Politique

Damana Pikass SG du PPA-CI : « Nous participons au dialogue politique avec l’espoir que quelque chose de positif en sorte »

Mis à jour le 24 février 2022
Publié le 24/02/2022 à 10:00 , ,

Même s’il n’y croit pas vraiment, le Parti des peuples africains de Côte d’Ivoire (PPA-CI) prend quand même part au dialogue politique en cours. Dans cet entretien, Damana Pikass, le secrétaire général de la nouvelle formation de l’ancien président Laurent Gbagbo explique.

 Le PPA-CI, votre parti prend-il part au dialogue politique ?

Le PPA-CI participe bel et bien au dialogue politique en tant que parti politique, et nous y sommes en tant que PPA-CI. Nous sommes représentés par l’honorable Georges Armand Ouégnin qui est secondé par le porte-parole du parti le ministre Koné Katina Justin. Voici donc la délégation du PPA-CI, le parti du président Laurent Gbagbo qui participe à ce dialogue politique.

Voilà déjà plusieurs mois que durent les échanges.

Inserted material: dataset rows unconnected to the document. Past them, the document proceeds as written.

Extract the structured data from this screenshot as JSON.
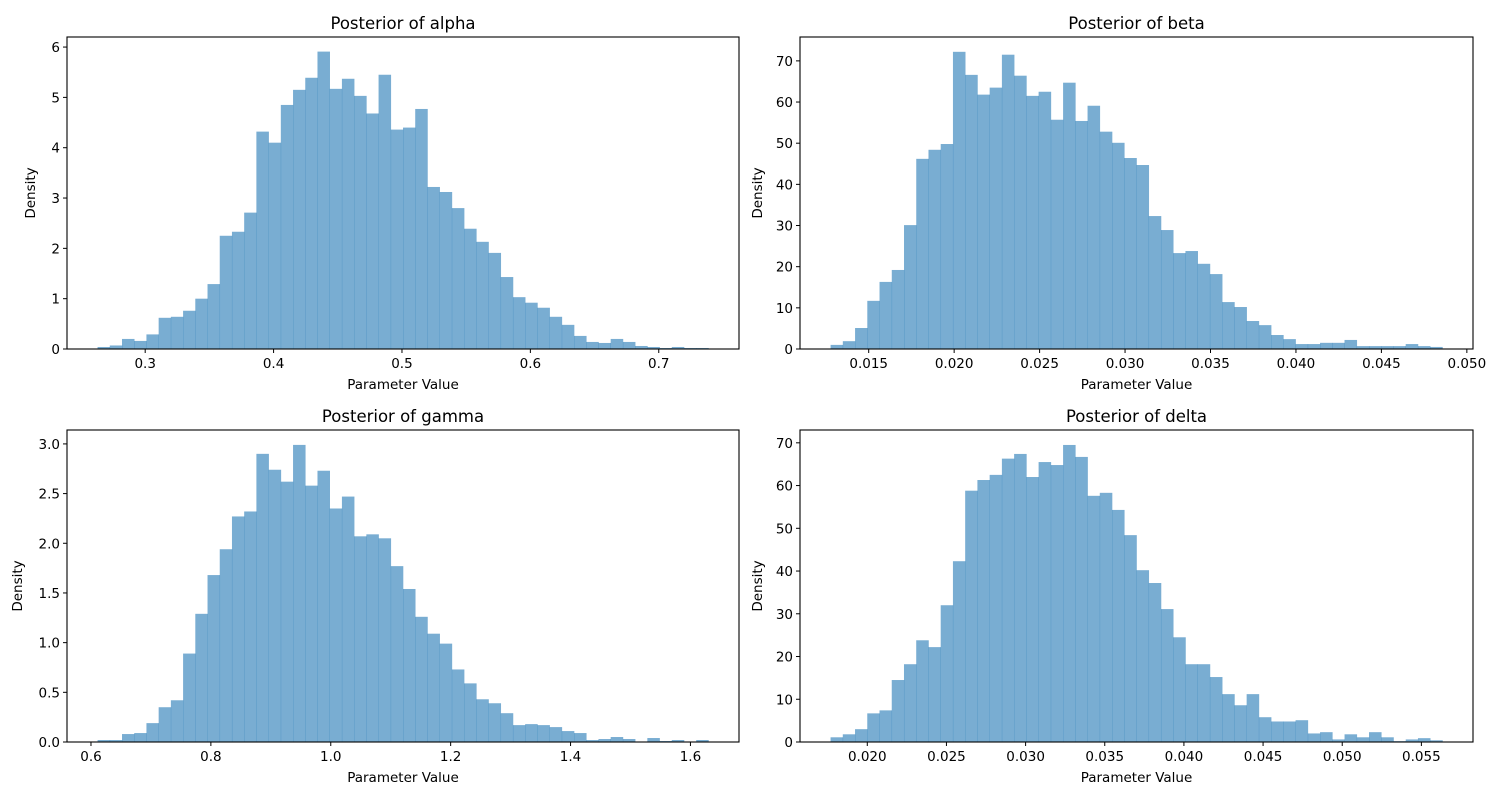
{
  "chart_data": [
    {
      "type": "bar",
      "title": "Posterior of alpha",
      "xlabel": "Parameter Value",
      "ylabel": "Density",
      "bin_start": 0.2629,
      "bin_end": 0.7387,
      "values": [
        0.04,
        0.07,
        0.2,
        0.16,
        0.29,
        0.62,
        0.64,
        0.76,
        1.0,
        1.29,
        2.25,
        2.33,
        2.71,
        4.32,
        4.1,
        4.85,
        5.15,
        5.39,
        5.91,
        5.17,
        5.37,
        5.03,
        4.68,
        5.45,
        4.36,
        4.4,
        4.77,
        3.22,
        3.12,
        2.8,
        2.39,
        2.13,
        1.91,
        1.43,
        1.03,
        0.92,
        0.82,
        0.64,
        0.48,
        0.26,
        0.14,
        0.12,
        0.2,
        0.14,
        0.06,
        0.04,
        0.02,
        0.04,
        0.02,
        0.02
      ],
      "xlim": [
        0.2391,
        0.7625
      ],
      "ylim": [
        0,
        6.2
      ],
      "xticks": [
        0.3,
        0.4,
        0.5,
        0.6,
        0.7
      ],
      "xtick_labels": [
        "0.3",
        "0.4",
        "0.5",
        "0.6",
        "0.7"
      ],
      "yticks": [
        0,
        1,
        2,
        3,
        4,
        5,
        6
      ],
      "ytick_labels": [
        "0",
        "1",
        "2",
        "3",
        "4",
        "5",
        "6"
      ],
      "grid": false
    },
    {
      "type": "bar",
      "title": "Posterior of beta",
      "xlabel": "Parameter Value",
      "ylabel": "Density",
      "bin_start": 0.01277,
      "bin_end": 0.04857,
      "values": [
        1.0,
        1.9,
        5.1,
        11.7,
        16.3,
        19.2,
        30.1,
        46.2,
        48.4,
        49.8,
        72.2,
        66.6,
        61.8,
        63.5,
        71.5,
        66.4,
        61.5,
        62.5,
        55.7,
        64.7,
        55.4,
        59.1,
        52.8,
        50.1,
        46.4,
        44.7,
        32.3,
        28.9,
        23.3,
        23.8,
        20.7,
        18.2,
        11.4,
        10.2,
        6.8,
        5.8,
        3.4,
        2.4,
        1.2,
        1.2,
        1.5,
        1.5,
        2.2,
        0.7,
        0.7,
        0.7,
        0.7,
        1.2,
        0.7,
        0.5
      ],
      "xlim": [
        0.01098,
        0.05036
      ],
      "ylim": [
        0,
        75.8
      ],
      "xticks": [
        0.015,
        0.02,
        0.025,
        0.03,
        0.035,
        0.04,
        0.045,
        0.05
      ],
      "xtick_labels": [
        "0.015",
        "0.020",
        "0.025",
        "0.030",
        "0.035",
        "0.040",
        "0.045",
        "0.050"
      ],
      "yticks": [
        0,
        10,
        20,
        30,
        40,
        50,
        60,
        70
      ],
      "ytick_labels": [
        "0",
        "10",
        "20",
        "30",
        "40",
        "50",
        "60",
        "70"
      ],
      "grid": false
    },
    {
      "type": "bar",
      "title": "Posterior of gamma",
      "xlabel": "Parameter Value",
      "ylabel": "Density",
      "bin_start": 0.611,
      "bin_end": 1.63,
      "values": [
        0.02,
        0.02,
        0.08,
        0.09,
        0.19,
        0.35,
        0.42,
        0.89,
        1.29,
        1.68,
        1.94,
        2.27,
        2.32,
        2.9,
        2.74,
        2.62,
        2.99,
        2.58,
        2.73,
        2.35,
        2.47,
        2.07,
        2.09,
        2.05,
        1.77,
        1.54,
        1.26,
        1.09,
        0.99,
        0.73,
        0.59,
        0.43,
        0.39,
        0.29,
        0.17,
        0.18,
        0.17,
        0.15,
        0.11,
        0.09,
        0.02,
        0.03,
        0.05,
        0.03,
        0,
        0.04,
        0.01,
        0.02,
        0,
        0.02
      ],
      "xlim": [
        0.56,
        1.681
      ],
      "ylim": [
        0,
        3.14
      ],
      "xticks": [
        0.6,
        0.8,
        1.0,
        1.2,
        1.4,
        1.6
      ],
      "xtick_labels": [
        "0.6",
        "0.8",
        "1.0",
        "1.2",
        "1.4",
        "1.6"
      ],
      "yticks": [
        0,
        0.5,
        1.0,
        1.5,
        2.0,
        2.5,
        3.0
      ],
      "ytick_labels": [
        "0.0",
        "0.5",
        "1.0",
        "1.5",
        "2.0",
        "2.5",
        "3.0"
      ],
      "grid": false
    },
    {
      "type": "bar",
      "title": "Posterior of delta",
      "xlabel": "Parameter Value",
      "ylabel": "Density",
      "bin_start": 0.01768,
      "bin_end": 0.05633,
      "values": [
        1.1,
        1.8,
        3.0,
        6.7,
        7.4,
        14.5,
        18.2,
        23.8,
        22.2,
        32.0,
        42.3,
        58.8,
        61.3,
        62.5,
        66.3,
        67.4,
        62.0,
        65.5,
        64.8,
        69.5,
        66.7,
        57.6,
        58.3,
        54.3,
        48.4,
        40.2,
        37.2,
        31.1,
        24.5,
        18.2,
        18.2,
        15.2,
        11.2,
        8.6,
        11.2,
        5.8,
        4.8,
        4.8,
        5.1,
        2.0,
        2.3,
        0.6,
        1.8,
        1.1,
        2.3,
        1.1,
        0.2,
        0.6,
        0.9,
        0.4
      ],
      "xlim": [
        0.01575,
        0.05826
      ],
      "ylim": [
        0,
        73.0
      ],
      "xticks": [
        0.02,
        0.025,
        0.03,
        0.035,
        0.04,
        0.045,
        0.05,
        0.055
      ],
      "xtick_labels": [
        "0.020",
        "0.025",
        "0.030",
        "0.035",
        "0.040",
        "0.045",
        "0.050",
        "0.055"
      ],
      "yticks": [
        0,
        10,
        20,
        30,
        40,
        50,
        60,
        70
      ],
      "ytick_labels": [
        "0",
        "10",
        "20",
        "30",
        "40",
        "50",
        "60",
        "70"
      ],
      "grid": false
    }
  ],
  "colors": {
    "bar": "#1f77b4",
    "bar_opacity": 0.6
  }
}
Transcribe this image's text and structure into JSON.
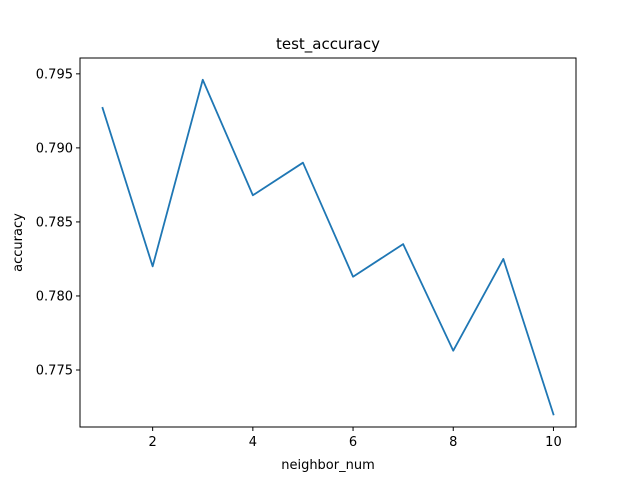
{
  "chart_data": {
    "type": "line",
    "title": "test_accuracy",
    "xlabel": "neighbor_num",
    "ylabel": "accuracy",
    "xlim": [
      0.55,
      10.45
    ],
    "ylim": [
      0.77115,
      0.79607
    ],
    "x_ticks": [
      2,
      4,
      6,
      8,
      10
    ],
    "x_tick_labels": [
      "2",
      "4",
      "6",
      "8",
      "10"
    ],
    "y_ticks": [
      0.775,
      0.78,
      0.785,
      0.79,
      0.795
    ],
    "y_tick_labels": [
      "0.775",
      "0.780",
      "0.785",
      "0.790",
      "0.795"
    ],
    "grid": false,
    "series": [
      {
        "color": "#1f77b4",
        "x": [
          1,
          2,
          3,
          4,
          5,
          6,
          7,
          8,
          9,
          10
        ],
        "y": [
          0.7927,
          0.782,
          0.7946,
          0.7868,
          0.789,
          0.7813,
          0.7835,
          0.7763,
          0.7825,
          0.772
        ]
      }
    ]
  }
}
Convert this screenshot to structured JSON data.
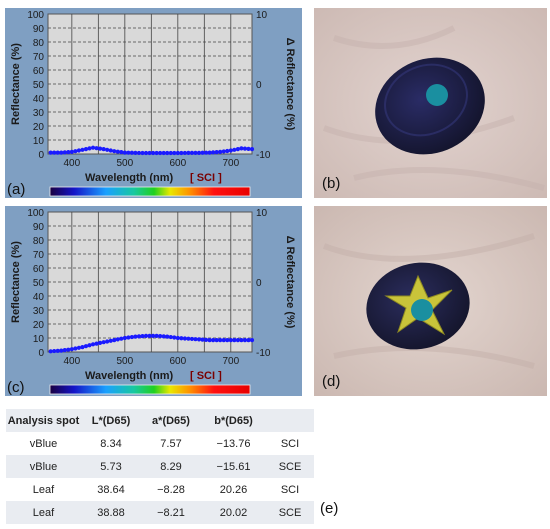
{
  "panels": [
    {
      "label": "(a)",
      "chart_data": {
        "type": "line",
        "xlabel": "Wavelength (nm)",
        "xlabel_suffix": "[ SCI ]",
        "ylabel": "Reflectance (%)",
        "y2label": "Δ Reflectance (%)",
        "xlim": [
          355,
          740
        ],
        "ylim": [
          0,
          100
        ],
        "y2lim": [
          -10,
          10
        ],
        "xticks": [
          400,
          500,
          600,
          700
        ],
        "yticks": [
          0,
          10,
          20,
          30,
          40,
          50,
          60,
          70,
          80,
          90,
          100
        ],
        "y2ticks": [
          -10,
          0,
          10
        ],
        "grid": true,
        "series": [
          {
            "color": "#1a1aff",
            "x": [
              360,
              380,
              400,
              420,
              440,
              460,
              480,
              500,
              520,
              540,
              560,
              580,
              600,
              620,
              640,
              660,
              680,
              700,
              720,
              740
            ],
            "y": [
              1.0,
              1.0,
              1.5,
              3.0,
              4.5,
              3.5,
              2.0,
              1.0,
              0.8,
              0.7,
              0.7,
              0.7,
              0.7,
              0.8,
              0.8,
              1.0,
              1.5,
              2.5,
              4.0,
              3.5
            ]
          }
        ]
      }
    },
    {
      "label": "(c)",
      "chart_data": {
        "type": "line",
        "xlabel": "Wavelength (nm)",
        "xlabel_suffix": "[ SCI ]",
        "ylabel": "Reflectance (%)",
        "y2label": "Δ Reflectance (%)",
        "xlim": [
          355,
          740
        ],
        "ylim": [
          0,
          100
        ],
        "y2lim": [
          -10,
          10
        ],
        "xticks": [
          400,
          500,
          600,
          700
        ],
        "yticks": [
          0,
          10,
          20,
          30,
          40,
          50,
          60,
          70,
          80,
          90,
          100
        ],
        "y2ticks": [
          -10,
          0,
          10
        ],
        "grid": true,
        "series": [
          {
            "color": "#1a1aff",
            "x": [
              360,
              380,
              400,
              420,
              440,
              460,
              480,
              500,
              520,
              540,
              560,
              580,
              600,
              620,
              640,
              660,
              680,
              700,
              720,
              740
            ],
            "y": [
              0.5,
              1.0,
              2.0,
              3.5,
              5.5,
              7.0,
              8.5,
              10.0,
              11.0,
              11.5,
              11.5,
              11.0,
              10.0,
              9.5,
              9.0,
              8.5,
              8.5,
              8.5,
              8.5,
              8.5
            ]
          }
        ]
      }
    }
  ],
  "photos": [
    {
      "label": "(b)",
      "marker": "cyan-spot"
    },
    {
      "label": "(d)",
      "marker": "cyan-spot"
    }
  ],
  "table_label": "(e)",
  "table": {
    "headers": [
      "Analysis spot",
      "L*(D65)",
      "a*(D65)",
      "b*(D65)",
      ""
    ],
    "rows": [
      [
        "vBlue",
        "8.34",
        "7.57",
        "−13.76",
        "SCI"
      ],
      [
        "vBlue",
        "5.73",
        "8.29",
        "−15.61",
        "SCE"
      ],
      [
        "Leaf",
        "38.64",
        "−8.28",
        "20.26",
        "SCI"
      ],
      [
        "Leaf",
        "38.88",
        "−8.21",
        "20.02",
        "SCE"
      ]
    ]
  },
  "colors": {
    "panel_bg": "#7f9fc2",
    "plot_bg": "#d9d9d9",
    "series": "#1a1aff",
    "photo_bg": "#d7c7c2",
    "pebble": "#1e2048",
    "spot": "#1a8fa0",
    "leaf": "#c9c43a"
  }
}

Quel bilan fait le PPA-CI de ce rendez-vous entre le gouvernement-opposition et la société civile ?

Nous n’allons pas nous prononcer sur ce qui s’est passé antérieurement. Nous, nous considérons le présent. Et c’est parce que nous avons foi en l’avenir que nous acceptons de participer à ce dialogue politique présent. Car ce qu’il s’est passé antérieurement nous a laissés sur notre faim. Le gouvernement a expressément utilisé ce dialogue politique à des fins politiciennes.

Sinon dans les attentes, dans les résultats que le dialogue a produits, nous avons été très déçus. Sur cette base, on n’aurait pu ne pas honorer le rendez-vous présent. Comme je le dis, nous sommes un peu optimistes, nous voulons miser sur l’avenir. Nous participons donc à ce dialogue et nous avons espoir sur le fait que des discussions qui ont cours actuellement vont produire quelque chose de positif pour la Côte d’Ivoire en termes de réconciliation, en termes de paix, en termes de climat et de contexte favorable à la pratique de la politique. Mais surtout d’organisation des élections. Vous savez qu’il y a actuellement des sujets de divergence, de polémique. Il s’agit des questions relatives à la libération des prisonniers politiques.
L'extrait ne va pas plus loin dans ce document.